Cela fait bien des années que l’on connaît l’enregistrement, fort précaire, des Vier letzte Lieder de Richard Strauss, réalisé lors de leur création — ou à la répétition générale ? — le 22 mai 1950 à Londres. Kirsten Flagstad en était l’interprète — choisie par Strauss lui-même — accompagnée par le Philharmonia placé sous la baguette de Furtwängler.
Les commentaires allaient bon train sur l’origine de l’enregistrement, pour la plupart renvoyant l’initiative de la gravure de ces disques, non à la BBC, mais à Walter Legge, patron du Philharmonia.
Un article de presse, passé totalement inaperçu, vient apporter un certain éclairage. Il est paru dans La Presse, un journal parisien lancé en 1836 et qui, à force de n’être plus quotidien puis à peine hebdomadaire, disparaîtra totalement en 1952. L’article, non signé, figure dans le numéro du 11 juin 1950 avec pour titre : « Un maharadjah ressuscite la musique de Strauss ».
Et d’expliquer que le maharadjah de Mysore (Jaya Chamarajendra Wodeyar Bahadur), mécène de l’orchestre, avait rendu le concert possible en garantissant la recette, afin de permettre la création posthume de l’ultime chant du compositeur disparu huit mois avant ; et de conclure :
« Le triomphe de la cantatrice eût été complet si celui qui l’avait rendu possible avait été présent.
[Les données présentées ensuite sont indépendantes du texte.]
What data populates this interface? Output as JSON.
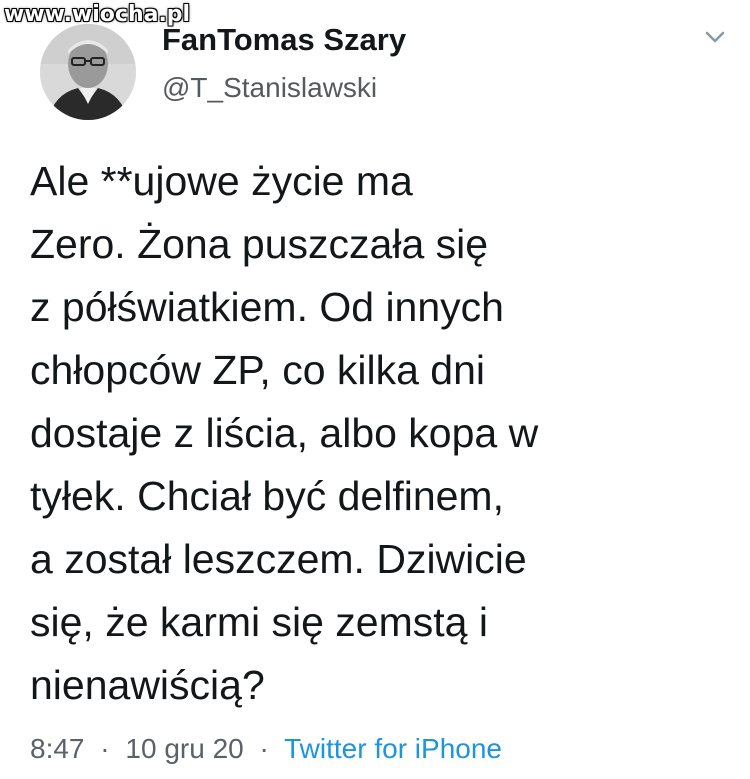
{
  "watermark": "www.wiocha.pl",
  "author": {
    "display_name": "FanTomas Szary",
    "handle": "@T_Stanislawski"
  },
  "tweet": {
    "lines": [
      "Ale **ujowe życie ma",
      "Zero. Żona puszczała się",
      "z półświatkiem. Od innych",
      "chłopców ZP, co kilka dni",
      "dostaje z liścia, albo kopa w",
      "tyłek. Chciał być delfinem,",
      "a został leszczem. Dziwicie",
      "się, że karmi się zemstą i",
      "nienawiścią?"
    ]
  },
  "meta": {
    "time": "8:47",
    "separator": "·",
    "date": "10 gru 20",
    "source": "Twitter for iPhone"
  },
  "icons": {
    "menu": "chevron-down-icon"
  },
  "colors": {
    "link": "#1b95e0",
    "secondary_text": "#5b6168"
  }
}
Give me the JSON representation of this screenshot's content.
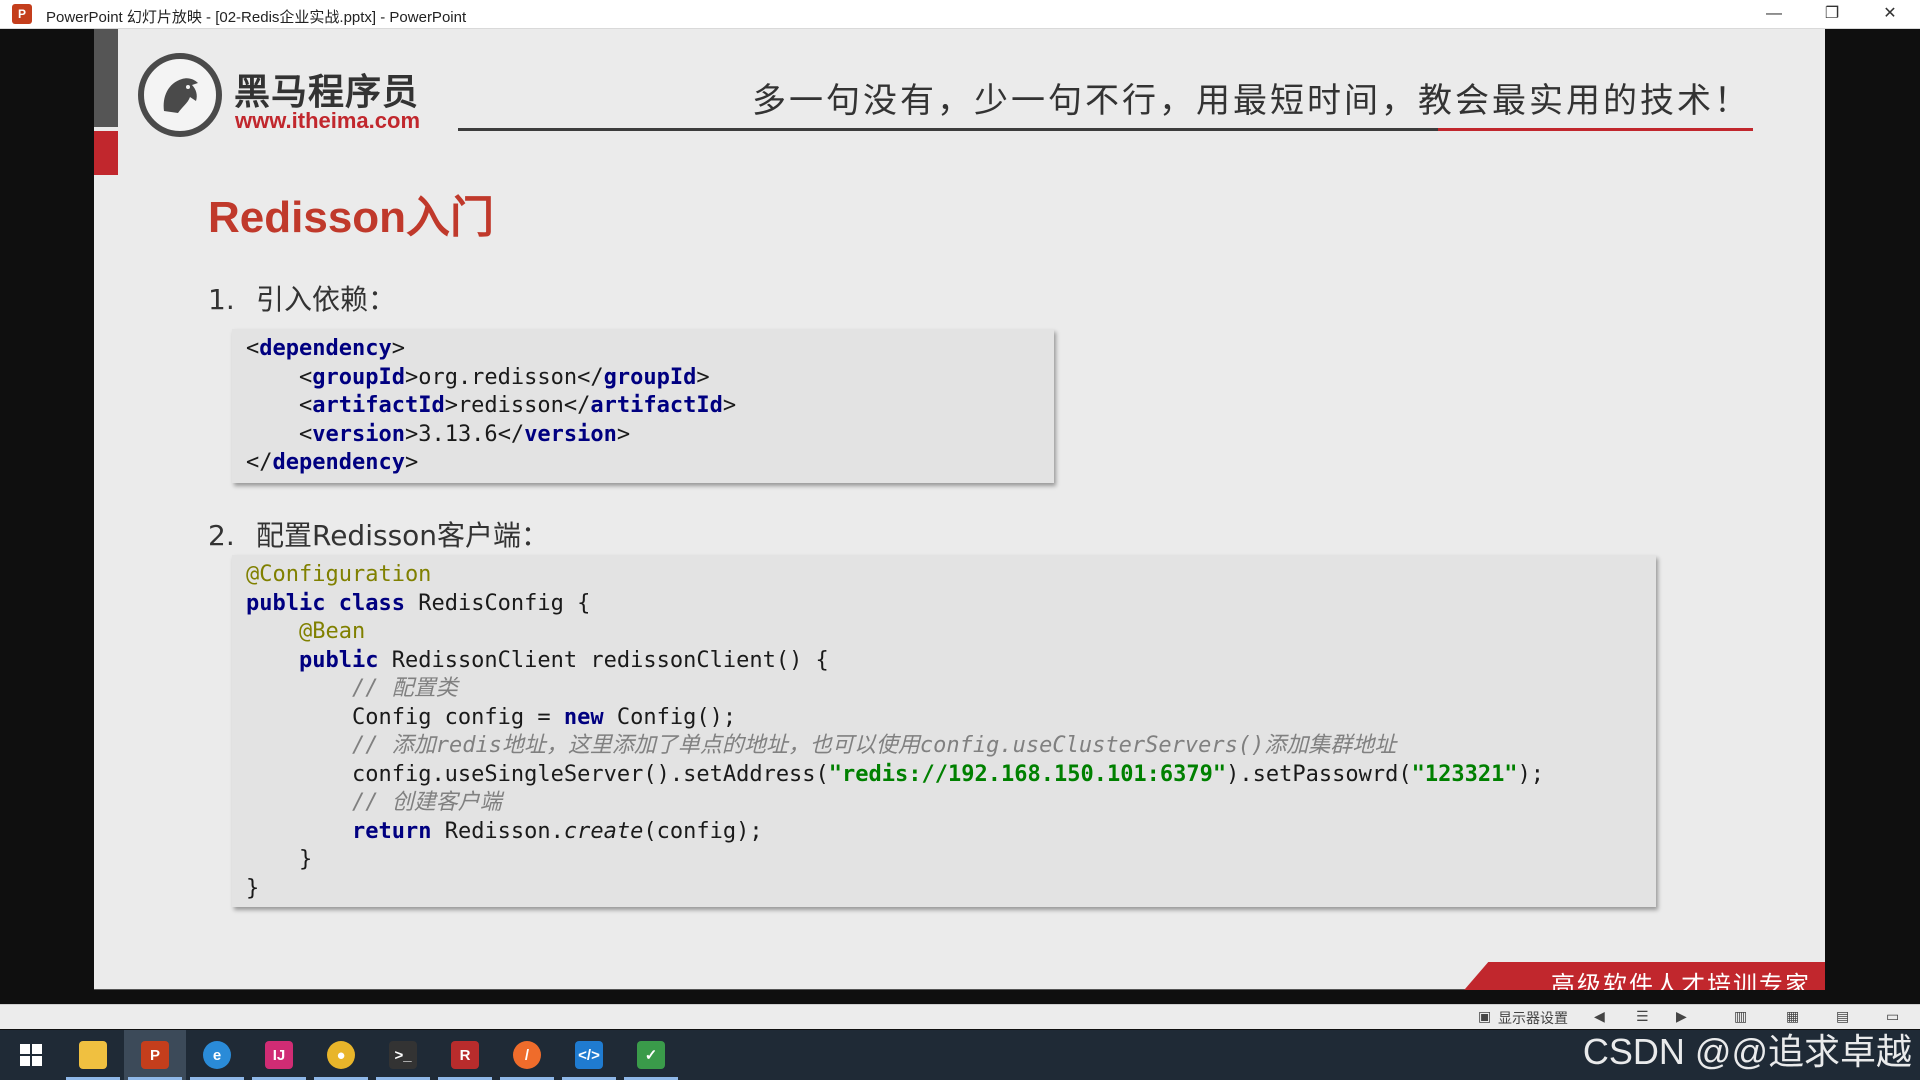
{
  "window": {
    "title": "PowerPoint 幻灯片放映 - [02-Redis企业实战.pptx] - PowerPoint",
    "minimize": "—",
    "restore": "❐",
    "close": "✕"
  },
  "slide": {
    "logo_cn": "黑马程序员",
    "logo_url": "www.itheima.com",
    "slogan": "多一句没有，少一句不行，用最短时间，教会最实用的技术！",
    "title": "Redisson入门",
    "step1": {
      "num": "1.",
      "label": "引入依赖："
    },
    "step2": {
      "num": "2.",
      "label": "配置Redisson客户端："
    },
    "footer": "高级软件人才培训专家",
    "dependency": {
      "tag": "dependency",
      "groupId_tag": "groupId",
      "groupId": "org.redisson",
      "artifactId_tag": "artifactId",
      "artifactId": "redisson",
      "version_tag": "version",
      "version": "3.13.6"
    },
    "code": {
      "ann_config": "@Configuration",
      "kw_public": "public",
      "kw_class": "class",
      "class_name": " RedisConfig {",
      "ann_bean": "@Bean",
      "method_sig": " RedissonClient redissonClient() {",
      "cmt1": "// 配置类",
      "config_decl": "Config config = ",
      "kw_new": "new",
      "config_ctor": " Config();",
      "cmt2": "// 添加redis地址，这里添加了单点的地址，也可以使用config.useClusterServers()添加集群地址",
      "use_single": "config.useSingleServer().setAddress(",
      "address": "\"redis://192.168.150.101:6379\"",
      "set_pwd": ").setPassowrd(",
      "password": "\"123321\"",
      "end_stmt": ");",
      "cmt3": "// 创建客户端",
      "kw_return": "return",
      "redisson_pre": " Redisson.",
      "create": "create",
      "create_args": "(config);",
      "close_method": "}",
      "close_class": "}"
    }
  },
  "controls": {
    "display_settings": "显示器设置"
  },
  "watermark": "CSDN @@追求卓越",
  "taskbar": {
    "items": [
      "start-icon",
      "file-explorer-icon",
      "powerpoint-icon",
      "browser-icon",
      "intellij-icon",
      "chrome-icon",
      "terminal-icon",
      "redis-icon",
      "postman-icon",
      "vscode-icon",
      "screenshot-icon"
    ]
  }
}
Mais, retenu dans ses États par ses devoirs de souverain le maharadjah n’était pas à Londres.
Il ne tardera pas cependant à connaître les quatre derniers lieder pour lesquels il a dépensé tant d’argent : la voix de Kirsten Flagstad a été gravée dans la cire et les disques ont, dès le lendemain du concert, pris, en avion, la route de Mysore, où le maharadjah les attend pour leur assigner une place d’honneur dans sa discothèque, laquelle ne compte pas moins de vingt mille enregistrements. »
(Source Gallica/BnF)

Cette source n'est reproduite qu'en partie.